Cleaning ring 190 may be fabricated from substantially any suitable material including metallic materials, elastomers, and plastics. In such exemplary embodiments, teeth 195 may be formed via conventional machining techniques. Alternatively, elastomeric or plastic cleaning ring 190 embodiments may be formed, for example, via conventional injection molding processes, which tends to advantageously reduce fabrication costs. Molded plastic cleaning rings 190, being inexpensive, may be advantageously discarded and replaced when worn or damaged.

It will be further appreciated that the invention is not limited by the exemplary embodiments shown on FIGS. 2A and 2B. For example, cleaning ring 190 may be deployed substantially anywhere on the tool, provided that it is below cup 165 (i.e., distal from the mandrel as compared to the cup). Moreover, the cleaning ring 190 may be formed integrally with another component of the sealing assembly 150. For example, an integral cleaning ring may be fabricated by forming a plurality of raised threads (teeth) in an outer surface of the bull nose 180 or in an outer surface of the enlarged diameter section of the cup carrier 160.
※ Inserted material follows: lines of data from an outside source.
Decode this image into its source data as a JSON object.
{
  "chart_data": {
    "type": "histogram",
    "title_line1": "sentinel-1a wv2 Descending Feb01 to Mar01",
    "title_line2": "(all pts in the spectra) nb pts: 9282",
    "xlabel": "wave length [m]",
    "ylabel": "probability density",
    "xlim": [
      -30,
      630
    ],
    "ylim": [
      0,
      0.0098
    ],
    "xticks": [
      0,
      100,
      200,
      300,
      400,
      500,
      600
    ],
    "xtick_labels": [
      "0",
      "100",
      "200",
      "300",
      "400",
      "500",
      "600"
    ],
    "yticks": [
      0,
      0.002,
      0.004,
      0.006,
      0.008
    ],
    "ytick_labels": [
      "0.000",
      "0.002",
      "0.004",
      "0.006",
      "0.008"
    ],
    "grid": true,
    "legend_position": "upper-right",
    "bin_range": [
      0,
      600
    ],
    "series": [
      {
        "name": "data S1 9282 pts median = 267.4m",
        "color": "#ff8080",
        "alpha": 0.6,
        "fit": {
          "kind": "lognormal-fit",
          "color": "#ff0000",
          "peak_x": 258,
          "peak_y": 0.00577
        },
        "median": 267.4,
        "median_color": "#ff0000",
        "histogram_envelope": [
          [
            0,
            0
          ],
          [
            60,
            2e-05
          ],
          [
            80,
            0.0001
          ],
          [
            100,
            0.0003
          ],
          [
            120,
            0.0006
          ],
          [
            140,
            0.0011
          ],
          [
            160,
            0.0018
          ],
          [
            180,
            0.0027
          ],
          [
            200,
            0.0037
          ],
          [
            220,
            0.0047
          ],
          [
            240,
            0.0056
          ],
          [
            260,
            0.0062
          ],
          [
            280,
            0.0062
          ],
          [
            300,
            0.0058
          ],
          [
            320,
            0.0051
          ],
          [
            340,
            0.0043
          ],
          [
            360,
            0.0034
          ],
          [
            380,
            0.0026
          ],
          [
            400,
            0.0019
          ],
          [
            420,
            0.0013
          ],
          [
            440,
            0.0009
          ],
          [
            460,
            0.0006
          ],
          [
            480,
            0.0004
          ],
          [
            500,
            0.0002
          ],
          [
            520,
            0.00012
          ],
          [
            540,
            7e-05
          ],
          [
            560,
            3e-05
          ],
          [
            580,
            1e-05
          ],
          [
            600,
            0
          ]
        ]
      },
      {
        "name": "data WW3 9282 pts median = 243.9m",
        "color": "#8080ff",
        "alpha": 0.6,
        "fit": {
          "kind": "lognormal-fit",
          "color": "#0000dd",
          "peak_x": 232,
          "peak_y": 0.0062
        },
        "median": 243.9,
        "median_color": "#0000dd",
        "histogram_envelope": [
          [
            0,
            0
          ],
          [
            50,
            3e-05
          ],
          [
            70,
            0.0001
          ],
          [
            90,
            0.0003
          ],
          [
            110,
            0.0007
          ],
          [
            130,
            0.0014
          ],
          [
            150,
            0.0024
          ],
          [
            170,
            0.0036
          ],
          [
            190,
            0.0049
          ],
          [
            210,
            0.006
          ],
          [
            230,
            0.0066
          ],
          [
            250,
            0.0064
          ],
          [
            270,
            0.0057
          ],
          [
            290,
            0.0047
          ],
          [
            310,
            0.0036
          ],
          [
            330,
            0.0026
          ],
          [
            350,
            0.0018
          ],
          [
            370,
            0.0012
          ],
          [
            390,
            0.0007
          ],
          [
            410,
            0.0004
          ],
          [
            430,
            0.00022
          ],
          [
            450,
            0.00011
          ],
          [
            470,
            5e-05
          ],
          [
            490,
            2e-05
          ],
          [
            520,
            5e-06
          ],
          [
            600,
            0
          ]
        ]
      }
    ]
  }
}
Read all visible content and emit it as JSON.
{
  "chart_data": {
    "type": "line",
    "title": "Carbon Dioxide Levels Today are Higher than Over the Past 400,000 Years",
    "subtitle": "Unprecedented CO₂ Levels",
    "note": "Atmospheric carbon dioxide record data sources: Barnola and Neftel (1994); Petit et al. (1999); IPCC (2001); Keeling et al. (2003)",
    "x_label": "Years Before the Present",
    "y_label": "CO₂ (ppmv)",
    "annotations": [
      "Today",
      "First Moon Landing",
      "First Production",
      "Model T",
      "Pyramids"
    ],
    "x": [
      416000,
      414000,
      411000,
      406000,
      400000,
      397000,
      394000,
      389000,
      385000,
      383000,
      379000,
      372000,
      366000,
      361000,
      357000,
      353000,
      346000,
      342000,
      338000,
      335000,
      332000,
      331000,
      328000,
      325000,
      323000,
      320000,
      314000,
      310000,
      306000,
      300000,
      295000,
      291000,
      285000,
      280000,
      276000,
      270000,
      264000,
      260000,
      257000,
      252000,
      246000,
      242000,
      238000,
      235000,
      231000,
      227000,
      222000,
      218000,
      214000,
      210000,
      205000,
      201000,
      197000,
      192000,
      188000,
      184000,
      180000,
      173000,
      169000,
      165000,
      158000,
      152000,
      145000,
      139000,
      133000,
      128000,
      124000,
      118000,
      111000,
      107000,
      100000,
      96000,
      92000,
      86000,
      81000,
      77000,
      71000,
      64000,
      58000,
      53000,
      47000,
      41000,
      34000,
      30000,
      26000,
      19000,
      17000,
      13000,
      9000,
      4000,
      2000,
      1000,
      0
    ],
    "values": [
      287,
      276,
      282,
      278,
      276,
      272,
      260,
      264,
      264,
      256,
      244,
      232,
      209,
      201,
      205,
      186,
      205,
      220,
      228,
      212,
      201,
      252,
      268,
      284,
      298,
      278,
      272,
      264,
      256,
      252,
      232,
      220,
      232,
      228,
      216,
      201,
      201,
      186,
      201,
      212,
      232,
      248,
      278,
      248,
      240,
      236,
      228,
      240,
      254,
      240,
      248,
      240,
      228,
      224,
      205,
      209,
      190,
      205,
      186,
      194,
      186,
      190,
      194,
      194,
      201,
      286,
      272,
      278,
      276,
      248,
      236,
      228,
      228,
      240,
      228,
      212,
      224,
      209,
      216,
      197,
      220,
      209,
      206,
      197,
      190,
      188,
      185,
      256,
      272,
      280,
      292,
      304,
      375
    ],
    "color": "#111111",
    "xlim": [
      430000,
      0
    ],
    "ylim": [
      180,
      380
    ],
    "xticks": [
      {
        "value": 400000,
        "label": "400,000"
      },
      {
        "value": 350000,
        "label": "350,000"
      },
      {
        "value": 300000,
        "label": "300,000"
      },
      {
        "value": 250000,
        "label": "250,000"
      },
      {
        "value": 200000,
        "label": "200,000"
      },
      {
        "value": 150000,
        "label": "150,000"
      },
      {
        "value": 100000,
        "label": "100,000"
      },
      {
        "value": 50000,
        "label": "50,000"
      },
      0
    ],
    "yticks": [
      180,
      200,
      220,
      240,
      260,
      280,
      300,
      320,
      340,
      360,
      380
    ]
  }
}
With reference again to FIGS. 2A and 2B, it will be appreciated that sealing assembly 150, including cleaning ring 190, tends to advantageously improve the pressure-tight seal between the cup 165 and the inner surface of the tube 200. In particular, removal of corrosion products and other debris from the inner wall of the tube 200 (via the abrasive action of the cleaning ring 190) typically provides a smoother surface for sealing with the cup 165. Moreover, removal of various debris from the inner wall of the tube 200 also tends reduce cup damage and wear. As such, an adequate seal is typically achieved the first time the sealing assembly 150 is inserted into the tubing 200. A significant savings in rig time can thus be achieved (especially in applications in which the inner surface of the tube 200 is heavily loaded with scale and/or other debris).

Cleaning ring 190 also tends to advantageously provide a filtering-like functionality. Since the abrasive teeth 192 are in contact (or near contact) with the inner surface of the tube 200, sand and other solids in the fracturing fluid are restricted (or even prevented) from moving upward through the annular region between the sealing assembly 150 and the tube 200. However, the cleaning ring 190 is not sealingly engaged with the inner surface of the tube 200 and is not intended to provide a pressure tight seal (as is provided by the cup 165). The cleaning ring 190 therefore typically allows pressurized liquid to move upwards towards the cup 165 such that a tight seal is achieved via expansion of the cup 165 against the tube 200 (as described above). Since the cup 165 is kept substantially free from sand and other solids (due to the filtering action of the cleaning ring 190), the seal may also be quickly and reliably released upon removal of the pressure (e.g., when the fracturing fluid pumps are turned off).

Although the present invention and its advantages have been described in detail, it should be understood that various changes, substitutions and alternations can be made herein without departing from the spirit and scope of the invention as defined by the appended claims.